Spruces
SPRUCES
2009 – 2010
formats divers (voir plus bas)
acrylique sur papier 300g
« Spruces » est un projet artistique prenant ses racines dans une série de randonnées au cœur du parc naturel Hautes Fagnes-Eifel – Naturpark Hohes Venn-Eifel, une réserve transfrontalière créée en 1957, située entre la Belgique et l’Allemagne.
S’étendant sur plus de 4 000 hectares, ce site remarquable est la plus vaste réserve naturelle de Belgique. Il se compose de paysages variés : des landes plus ou moins boisées, des bas-marais, des tourbières précieuses et fragiles, ainsi que quelques îlots de forêts mixtes, mêlant feuillus et résineux. La richesse de sa flore et de sa faune, étroitement liée à un climat froid et humide, confère à cette région un caractère exceptionnel.
Les contreforts du plateau sont principalement dominés par d’imposantes plantations de conifères. Quant aux tourbières, elles trouvent leur origine il y a environ 7 500 ans, à la fin de la dernière période glaciaire. Cependant, dès le XIXe siècle, le paysage originel des tourbières subit de profondes transformations, causées par une exploitation humaine intensive. La plantation massive d’épicéas, motivée par des intérêts économiques et sociaux, bouleversa durablement l’écosystème local.
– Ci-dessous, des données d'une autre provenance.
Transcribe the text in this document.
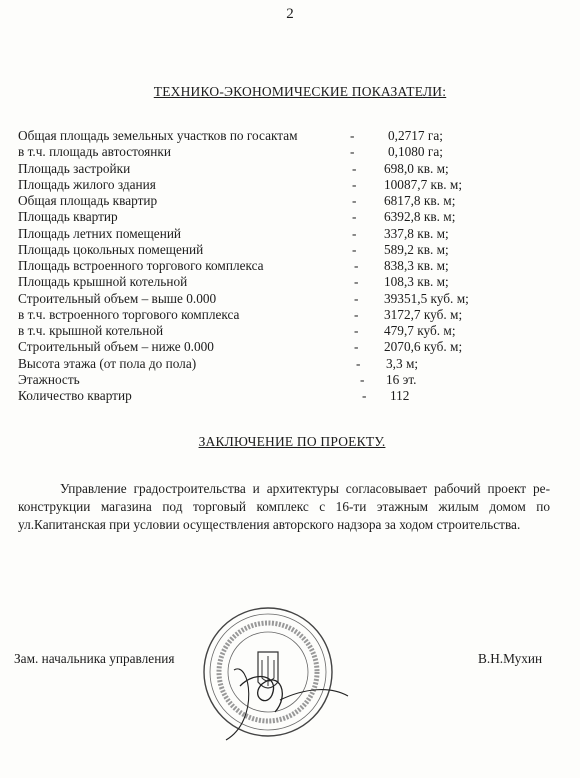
2
ТЕХНИКО-ЭКОНОМИЧЕСКИЕ ПОКАЗАТЕЛИ:
Общая площадь земельных участков по госактам	-	0,2717 га;
в т.ч. площадь автостоянки	-	0,1080 га;
Площадь застройки	- 698,0 кв. м;
Площадь жилого здания	- 10087,7 кв. м;
Общая площадь квартир	- 6817,8 кв. м;
Площадь квартир	- 6392,8 кв. м;
Площадь летних помещений	- 337,8 кв. м;
Площадь цокольных помещений	- 589,2 кв. м;
Площадь встроенного торгового комплекса	- 838,3 кв. м;
Площадь крышной котельной	- 108,3 кв. м;
Строительный объем – выше 0.000	- 39351,5 куб. м;
в т.ч. встроенного торгового комплекса	- 3172,7 куб. м;
в т.ч. крышной котельной	- 479,7 куб. м;
Строительный объем – ниже 0.000	- 2070,6 куб. м;
Высота этажа (от пола до пола)	- 3,3 м;
Этажность	- 16 эт.
Количество квартир	- 112
ЗАКЛЮЧЕНИЕ ПО ПРОЕКТУ.
Управление градостроительства и архитектуры согласовывает рабочий проект ре-
конструкции магазина под торговый комплекс с 16-ти этажным жилым домом по
ул.Капитанская при условии осуществления авторского надзора за ходом строительства.
Зам. начальника управления	В.Н.Мухин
Ces épicéas, introduits dans un environnement qui n’était pas naturellement le leur, ont fini par coloniser presque l’ensemble du territoire. Pourtant, l’abandon progressif des pratiques de drainage par l’homme a permis une remontée des nappes d’eau dans les tourbières. Ce changement, associé à l’acidité extrême des sols et aux conditions climatiques rudes, a rendu le milieu hostile à ces conifères. Progressivement, les épicéas ont commencé à dépérir. Le phénomène a été exacerbé par des incendies, parfois naturels, parfois provoqués, qui se sont multipliés sur ces terres devenues plus sèches par endroits.
Aujourd’hui, ce paysage porte les stigmates de cette évolution : des carcasses d’arbres morts, figées, dénudées et fantomatiques, témoignent de cette cohabitation manquée entre l’homme et la nature.
Ce sujet m’a profondément interpellé par la dramaturgie qu’il révèle : un exemple puissant des conséquences de nos activités humaines sur l’équilibre naturel. Les épicéas – ou « Spruces » – incarnent pour moi ce paradoxe tragique : nos interventions, souvent dictées par des besoins économiques ou un manque d’anticipation, finissent par engendrer un déséquilibre écologique et, parfois, la mort. Ces arbres morts sont les témoins silencieux de nos erreurs et de notre incapacité à respecter les dynamiques naturelles.
Ce travail s’inspire de diverses références artistiques, notamment le romantisme allemand incarné par le peintre Caspar David Friedrich. À travers ses paysages sublimes et émouvants, Friedrich illustre la profondeur de la nature et son lien avec les émotions humaines, une approche qui résonne fortement dans mon travail.
Je puise également dans la peinture asiatique, en particulier celle de Kuo Hsi, maître chinois de la peinture de montagne et d’eau, et celle de Kano Sansetsu, peintre japonais de l’école Kano. Leurs œuvres, à la fois spirituelles et expressives, explorent la relation entre l’homme et la nature, tout en capturant des atmosphères uniques et introspectives.
Ces influences se rejoignent dans ma démarche, cherchant à dépasser la simple représentation du paysage pour en faire un miroir de notre relation au monde et à nous-mêmes.